It’s hard to get anything close to a consensus from financial analysts, but one forecast seems to be gaining almost universal credibility. The life sector is set for further consolidation in 2006. This appears to be the case in the U.S. (See IJ Website Jan. 4), and globally.
Whether or not this trend will spill over into the P/C insurance industry remains an open question, but, given the increasingly close ties between the two sectors, some influence seems likely. Most global insurers – Allianz, AXA, ING, Zurich, to name a few – have operations that cover both sectors, as well as substantial financial services businesses. It therefore seems likely, as many analysts have indicated, that the big boys will be looking to get bigger through acquisitions. It can be reasonably assumed that those acquisitions won’t be confined to life insurance.
Swiss Re’s new sigma study, concludes that “consolidation in the global life insurance market is set to accelerate in the coming years. Underlying this trend is an increase in the capital available to life insurers. Cost-cutting and thriving equity markets have strengthened life insurers’ balance sheets.”

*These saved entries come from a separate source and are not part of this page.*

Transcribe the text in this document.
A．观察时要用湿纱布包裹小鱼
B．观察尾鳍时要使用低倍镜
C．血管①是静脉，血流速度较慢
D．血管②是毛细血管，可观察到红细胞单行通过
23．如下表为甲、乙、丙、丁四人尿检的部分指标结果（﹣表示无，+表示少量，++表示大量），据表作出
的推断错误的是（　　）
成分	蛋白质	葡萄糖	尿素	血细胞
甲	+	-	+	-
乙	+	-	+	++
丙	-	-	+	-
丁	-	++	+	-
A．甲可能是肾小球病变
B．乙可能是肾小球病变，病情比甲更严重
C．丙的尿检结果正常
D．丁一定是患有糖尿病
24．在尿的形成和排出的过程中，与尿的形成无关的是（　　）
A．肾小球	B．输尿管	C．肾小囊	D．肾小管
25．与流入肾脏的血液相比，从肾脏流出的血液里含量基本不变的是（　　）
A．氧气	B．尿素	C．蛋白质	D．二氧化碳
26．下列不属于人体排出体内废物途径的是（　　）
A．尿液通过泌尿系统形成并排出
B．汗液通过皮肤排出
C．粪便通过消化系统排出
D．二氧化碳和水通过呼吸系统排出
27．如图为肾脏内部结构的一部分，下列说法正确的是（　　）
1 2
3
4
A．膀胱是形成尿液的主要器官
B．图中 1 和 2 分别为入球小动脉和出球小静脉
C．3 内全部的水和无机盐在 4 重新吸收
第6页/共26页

On the same day Swiss Re came out with the study, Standard & Poor’s Ratings Services issued a report, “Updated Survey Of European Life Insurance Securitization”, which concludes that “the potential for further development of life insurance securitization is high in Europe and the number of transactions is expected to increase.”
Securitizing life portfolios by going to the capital markets, as Swiss Re has been doing recently, frees up additional capital for investments. This in turn facilitates the financing of acquisitions.
S&P credit analyst Jonathan Spry explained: “Securitization is increasingly being viewed as a useful tool for insurers dealing with greater regulatory capital needs and tighter definitions of eligible regulatory capital. A number of transactions have come to the market in recent years and we expect this asset class to grow further in the number, type, and sophistication of transactions in the years to come.”
Swiss Re’s study indicates that “changes in life insurers’ capital base, industry deregulation, globalization, demutualization and expansion of bancassurance have shaped the corporate landscape in the past decade,” and are likely to continue. The sigma study -“Getting together: globals take the lead in life insurance M&A -” concludes that “mergers and acquisitions in life insurance are going to increase sharply in the coming years.”
Swiss Re’s chief economist Thomas Hess commented: “Life insurers have strengthened their balance sheets and boosted their capital. This will spur consolidation in life insurance. However, M&A activity is unlikely to return in the near future to the levels seen in the late 1990s.”
The Swiss Re study is available on the Company’s Website at: www.swissre.com.
S&P’s study is available to subscribers of RatingsDirect, its Web-based credit analysis system, at www.ratingsdirect.com. The report can also be found on the S&P Web site at: www.standardandpoors.com.